The Richard Morris Hunt Memorial was dedicated in 1891. It is on Fifth Avenue on the edge of Central Park across from the Frick Museum. It is an exedra consisting of a semicircular terrace lined with columns and benches, in the center of which is a bust of Richard Morris Hunt on a pedestal. On the left side of the exedra is an allegorical female figure representing Painting and Sculpture. She holds a palette and a mallet. On the right side is an allegorical female figure representing Architecture. She holds a model of the Administration Building designed by Richard Morris Hunt for the 1893 World's Columbian Exposition.

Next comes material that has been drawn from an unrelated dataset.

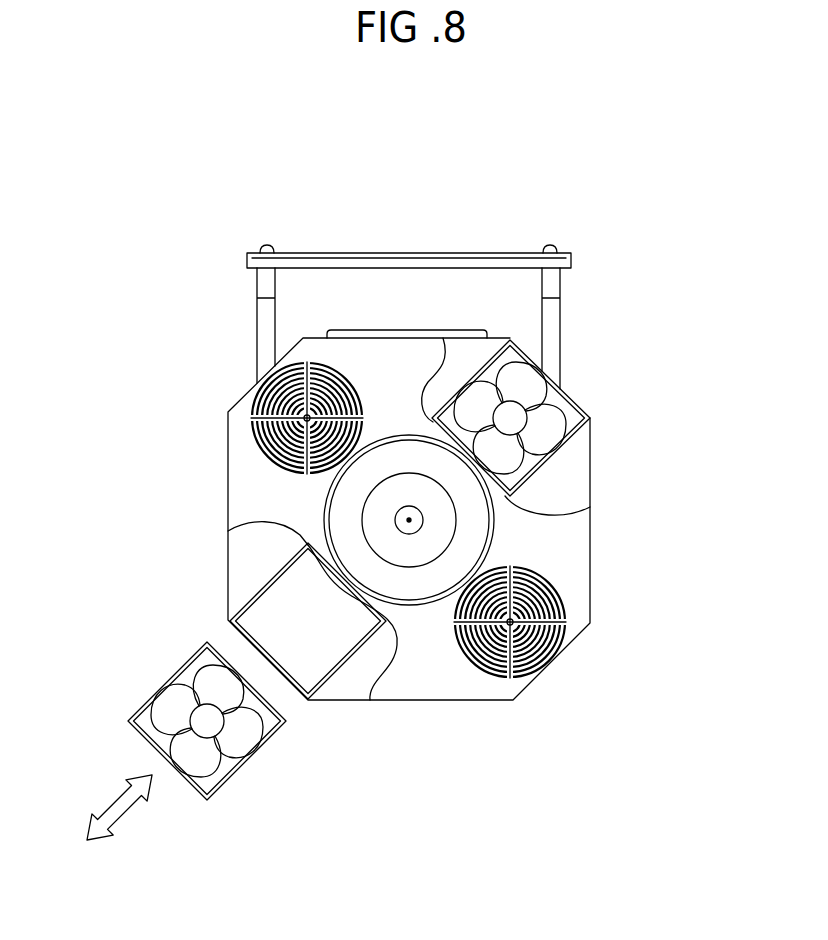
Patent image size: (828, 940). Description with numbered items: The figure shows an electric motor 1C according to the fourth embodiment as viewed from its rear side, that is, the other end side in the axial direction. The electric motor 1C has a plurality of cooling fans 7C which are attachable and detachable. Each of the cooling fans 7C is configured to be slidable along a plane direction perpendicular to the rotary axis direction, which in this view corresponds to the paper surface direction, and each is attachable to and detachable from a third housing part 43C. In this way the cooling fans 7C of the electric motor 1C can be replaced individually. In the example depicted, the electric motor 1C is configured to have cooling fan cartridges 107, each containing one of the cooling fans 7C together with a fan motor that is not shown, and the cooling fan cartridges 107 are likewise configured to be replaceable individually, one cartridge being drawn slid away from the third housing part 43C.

The electric motor 1C is at (550, 147).
The cooling fan 7C is at (563, 383).
The third housing part 43C is at (242, 398).
The cooling fan cartridge 107 is at (187, 797).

Hunt (1828-1895) was the first American
architect trained at the Ecole des Beaux-Arts in Paris. He went on to design
such New York buildings as the Tribune Building and the Lenox Library, both now
gone, the Metropolitan Museum, and the granite pedestal for the Statue of
Liberty, as well as homes for the Vanderbilts and Astors. Hunt was the founding president of the
Municipal Art Society in 1892.
It took two tries on two trips to New York City to get photos of the memorial that I liked enough to work from. This pen-and-ink drawing of the "Hunt Memorial." is a very vertical composition which I decided to use because I wanted to focus on the statue holding the model of the building on the right side of the memorial. The shadows were fantastic and I loved the trees in Central Park as a back drop.